R. – Tutto dipenderà da che cosa si intende per 300 miliardi, da come verranno erogati questi finanziamenti e in quali tempi e in quali modi, per quali Paesi, quale sarà la parte del co-finanziamento … Insomma, così è una dichiarazione importante ma generica, perché anche il dato sulla disoccupazione in Europa non è affatto omogeneo.

D. – Ma se non si possono toccare, appunto, i parametri – come ha ribadito Juncker – come si fa a crescere?
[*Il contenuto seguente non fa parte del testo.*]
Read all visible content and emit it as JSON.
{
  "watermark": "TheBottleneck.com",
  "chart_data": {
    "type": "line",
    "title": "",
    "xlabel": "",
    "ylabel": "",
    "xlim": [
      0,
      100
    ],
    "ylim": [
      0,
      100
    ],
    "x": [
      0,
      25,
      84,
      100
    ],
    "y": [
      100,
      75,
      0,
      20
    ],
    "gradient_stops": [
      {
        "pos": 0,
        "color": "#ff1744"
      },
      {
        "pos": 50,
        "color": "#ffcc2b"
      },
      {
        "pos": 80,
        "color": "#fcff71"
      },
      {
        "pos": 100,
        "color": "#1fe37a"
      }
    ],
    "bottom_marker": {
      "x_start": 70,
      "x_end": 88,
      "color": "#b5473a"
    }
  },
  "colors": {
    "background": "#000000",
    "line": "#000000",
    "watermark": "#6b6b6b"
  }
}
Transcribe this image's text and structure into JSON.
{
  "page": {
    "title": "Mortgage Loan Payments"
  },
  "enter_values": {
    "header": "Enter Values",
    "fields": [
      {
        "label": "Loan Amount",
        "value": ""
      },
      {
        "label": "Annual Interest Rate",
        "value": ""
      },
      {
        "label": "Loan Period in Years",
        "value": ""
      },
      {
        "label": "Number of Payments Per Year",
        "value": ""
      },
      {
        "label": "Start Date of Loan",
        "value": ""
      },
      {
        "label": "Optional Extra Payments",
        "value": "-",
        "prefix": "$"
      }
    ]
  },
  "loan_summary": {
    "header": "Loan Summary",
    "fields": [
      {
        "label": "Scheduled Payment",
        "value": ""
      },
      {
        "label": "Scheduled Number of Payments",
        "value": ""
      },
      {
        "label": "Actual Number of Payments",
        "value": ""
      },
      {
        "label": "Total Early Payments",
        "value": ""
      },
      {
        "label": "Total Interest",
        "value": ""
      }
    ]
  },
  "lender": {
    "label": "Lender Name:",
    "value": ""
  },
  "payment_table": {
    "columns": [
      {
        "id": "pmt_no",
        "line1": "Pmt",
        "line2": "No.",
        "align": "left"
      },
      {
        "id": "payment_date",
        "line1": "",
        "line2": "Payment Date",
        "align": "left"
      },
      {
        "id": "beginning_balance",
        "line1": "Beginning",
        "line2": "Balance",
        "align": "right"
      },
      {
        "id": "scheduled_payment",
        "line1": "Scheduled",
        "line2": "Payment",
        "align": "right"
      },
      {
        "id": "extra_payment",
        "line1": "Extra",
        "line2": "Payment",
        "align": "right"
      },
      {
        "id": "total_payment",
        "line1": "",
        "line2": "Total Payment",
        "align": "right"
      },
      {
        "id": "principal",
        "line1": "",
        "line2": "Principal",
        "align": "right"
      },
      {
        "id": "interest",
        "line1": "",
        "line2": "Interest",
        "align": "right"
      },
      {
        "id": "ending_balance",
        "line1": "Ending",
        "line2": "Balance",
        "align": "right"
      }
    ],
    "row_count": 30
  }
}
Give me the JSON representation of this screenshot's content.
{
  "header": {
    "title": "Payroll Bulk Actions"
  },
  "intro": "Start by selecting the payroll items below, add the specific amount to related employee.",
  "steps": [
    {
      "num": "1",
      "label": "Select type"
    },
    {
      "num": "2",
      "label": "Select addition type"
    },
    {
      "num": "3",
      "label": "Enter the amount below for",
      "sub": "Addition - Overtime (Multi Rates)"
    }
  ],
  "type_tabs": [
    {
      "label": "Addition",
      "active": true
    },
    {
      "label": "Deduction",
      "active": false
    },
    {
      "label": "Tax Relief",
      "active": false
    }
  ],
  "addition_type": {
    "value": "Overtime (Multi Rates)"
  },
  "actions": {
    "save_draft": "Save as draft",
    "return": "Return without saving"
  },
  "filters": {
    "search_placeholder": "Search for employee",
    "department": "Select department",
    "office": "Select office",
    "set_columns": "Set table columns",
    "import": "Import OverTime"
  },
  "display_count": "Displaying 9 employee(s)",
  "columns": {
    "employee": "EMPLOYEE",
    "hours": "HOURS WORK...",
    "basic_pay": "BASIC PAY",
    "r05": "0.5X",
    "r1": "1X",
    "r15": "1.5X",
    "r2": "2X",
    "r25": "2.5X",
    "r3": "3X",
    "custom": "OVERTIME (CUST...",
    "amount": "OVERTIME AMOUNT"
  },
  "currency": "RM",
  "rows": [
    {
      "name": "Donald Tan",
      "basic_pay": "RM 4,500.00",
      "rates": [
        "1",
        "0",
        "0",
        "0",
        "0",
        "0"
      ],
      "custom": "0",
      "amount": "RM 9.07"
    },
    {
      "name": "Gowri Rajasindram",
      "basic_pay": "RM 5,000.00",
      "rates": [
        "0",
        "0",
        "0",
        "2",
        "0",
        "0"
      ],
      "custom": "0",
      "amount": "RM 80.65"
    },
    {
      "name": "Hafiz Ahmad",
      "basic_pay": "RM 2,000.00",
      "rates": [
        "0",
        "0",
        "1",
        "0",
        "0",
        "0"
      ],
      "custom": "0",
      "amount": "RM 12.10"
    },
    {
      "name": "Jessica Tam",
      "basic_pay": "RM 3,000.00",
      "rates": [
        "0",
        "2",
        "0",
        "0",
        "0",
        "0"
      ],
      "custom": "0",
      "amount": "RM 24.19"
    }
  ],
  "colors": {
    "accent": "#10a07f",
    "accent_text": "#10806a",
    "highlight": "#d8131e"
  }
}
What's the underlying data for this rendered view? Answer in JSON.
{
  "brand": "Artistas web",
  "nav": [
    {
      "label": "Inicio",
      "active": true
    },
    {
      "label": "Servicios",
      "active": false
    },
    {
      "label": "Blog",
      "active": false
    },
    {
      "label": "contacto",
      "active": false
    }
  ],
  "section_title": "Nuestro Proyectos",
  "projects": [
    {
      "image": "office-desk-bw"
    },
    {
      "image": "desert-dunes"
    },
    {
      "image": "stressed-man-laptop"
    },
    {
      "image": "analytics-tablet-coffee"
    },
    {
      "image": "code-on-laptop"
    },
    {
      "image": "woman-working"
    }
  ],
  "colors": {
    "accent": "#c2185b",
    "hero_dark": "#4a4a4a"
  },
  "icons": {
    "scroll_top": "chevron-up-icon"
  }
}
R. – Nella dichiarazione di Juncker ci sono altri capitoli che mi sembrano interessanti, come quelli sulla lotta alla burocrazia, soprattutto per le piccole e medie imprese; ma poi, il passaggio più sottolineato mi è sembrato quello a proposito delle riforme, profonde ed indispensabili – dice Juncker – che spaventano molti cittadini, ma se non si fanno queste riforme, i problemi possono essere ancora più gravi. E’ chiaro che l’altro passaggio molto, molto sottolineato è “non si fanno investimenti con i debiti”.

D. – Vede in questo piano una discontinuità con il passato?

R. – Così, a breve, non sembrerebbe. Vedremo un po’, poi, strada facendo, perché poi molto dipenderà da come andrà la ripresa economica nei vari Paesi e da come andranno le riforme nei Paesi che negli anni scorsi sono stati sottoposti al maggiore rigore, e cioè Grecia, Portogallo, Irlanda e Spagna.

D. – Non c’è spazio per il termine flessibilità, nel discorso di Juncker?

R. – Mi sembra evidente che non ci sia un’allusione specifica.

D. – Questo significa che l’austerità prevale e che se andrà bene, saranno comunque le persone a pagare mentre i sistemi andranno avanti?

R. – Qui c’è un capitolo in cui dice che il mercato non deve prevalere rispetto ai popoli e alle società: vedremo se poi questo succederà nella realtà.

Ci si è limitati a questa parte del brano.